Köprünün uzak köşesinde bir düzine veya bir düzine kadar asker kalmıştı ve hepsi de ona gözlerinde panikle bakıyordu. Arkalarını dönüp koşarak kaçmaya başladılar, karda kayıyorlardı.

Sonra bir bağırış duyuldu ve Kyra’nın babası bir saldırıyı yönetmeye başladı. Kaçan adamların peşine düştüler, onları sağdan ve soldan çembere alıp tek bir asker kalmayana kadar öldürdüler.
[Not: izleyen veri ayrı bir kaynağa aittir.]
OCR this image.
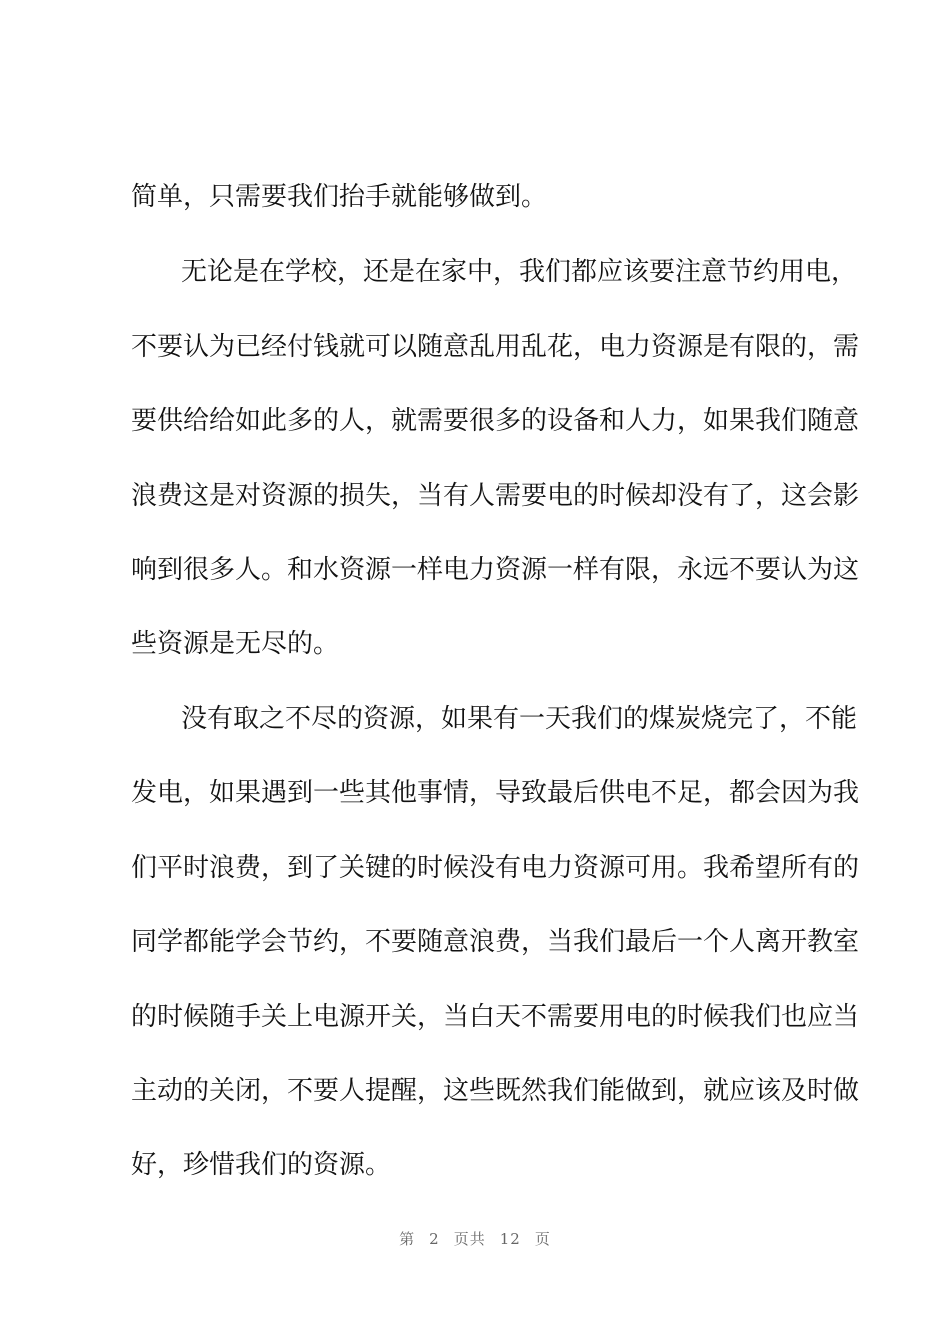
简单，只需要我们抬手就能够做到。
无论是在学校，还是在家中，我们都应该要注意节约用电，
不要认为已经付钱就可以随意乱用乱花，电力资源是有限的，需
要供给给如此多的人，就需要很多的设备和人力，如果我们随意
浪费这是对资源的损失，当有人需要电的时候却没有了，这会影
响到很多人。和水资源一样电力资源一样有限，永远不要认为这
些资源是无尽的。
没有取之不尽的资源，如果有一天我们的煤炭烧完了，不能
发电，如果遇到一些其他事情，导致最后供电不足，都会因为我
们平时浪费，到了关键的时候没有电力资源可用。我希望所有的
同学都能学会节约，不要随意浪费，当我们最后一个人离开教室
的时候随手关上电源开关，当白天不需要用电的时候我们也应当
主动的关闭，不要人提醒，这些既然我们能做到，就应该及时做
好，珍惜我们的资源。
第 2 页共 12 页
Bir boru sesi daha duyuldu. Savaş bitmişti.

Babasının tüm adamları, tüm köylüler durmuş, imkânsızı başardıklarını fark ederek şoke olmuşlardı. Fakat tuhaf bir şekilde, bu tip bir zaferden sonra genelde atılan zafer çığlıkları yoktu; hiçbir adam kutlama veya kucaklaşma yapmıyordu, hiçbir keyifli bağırış yoktu. Aksine hava tuhaf bir şekilde gergindi, herkeste karamsar bir hava vardı. Bugün orada birçok iyi kardeşlerini kaybetmişler, cansız bedenleri her yana yayılmıştı. Adamların duraklamasına sebep olan da belki bu durumdu.

Fakat Kyra biliyordu ki bundan fazlası vardı. Sessizliğe sebep olan bu değildi. Buna sebep olanın kendisi olduğunu biliyordu.

Savaş alanındaki tüm gözler dönmüş ona bakıyordu. Leo bile gözlerinde korkuyla ona bakıyordu, sanki artık onu tanımıyormuş gibiydi.

Kyra yanakları hala kırmızı ve hızla nefes alarak dururken tüm gözlerin üzerinde olduğunu hissetti. Herkes ona hayranlıkla bakıyordu; fakat aynı zamanda şüpheyle de bakıyorlardı. Ona sanki aralarındaki bir yabancıymış gibi bakıyorlardı. Hepsinin kendilerine aynı soruyu sorduğunu biliyordu. Kendisinin de cevabını bulmak istediği, onu her şeyden çok dehşete düşüren bir soru:

Kimdi o?

BÖLÜM YİRMİ BİR

Alec oğlan yığınının arasında sıkışmış ayakta dururken uykuyla uyanıklık arasında gidip geliyor, kısa rüyalar görüyordu, kötü rüyalar… Oğlanlarla dolu bir tabutta, kapak üzerine kapanırken boğulduğunu görüyordu.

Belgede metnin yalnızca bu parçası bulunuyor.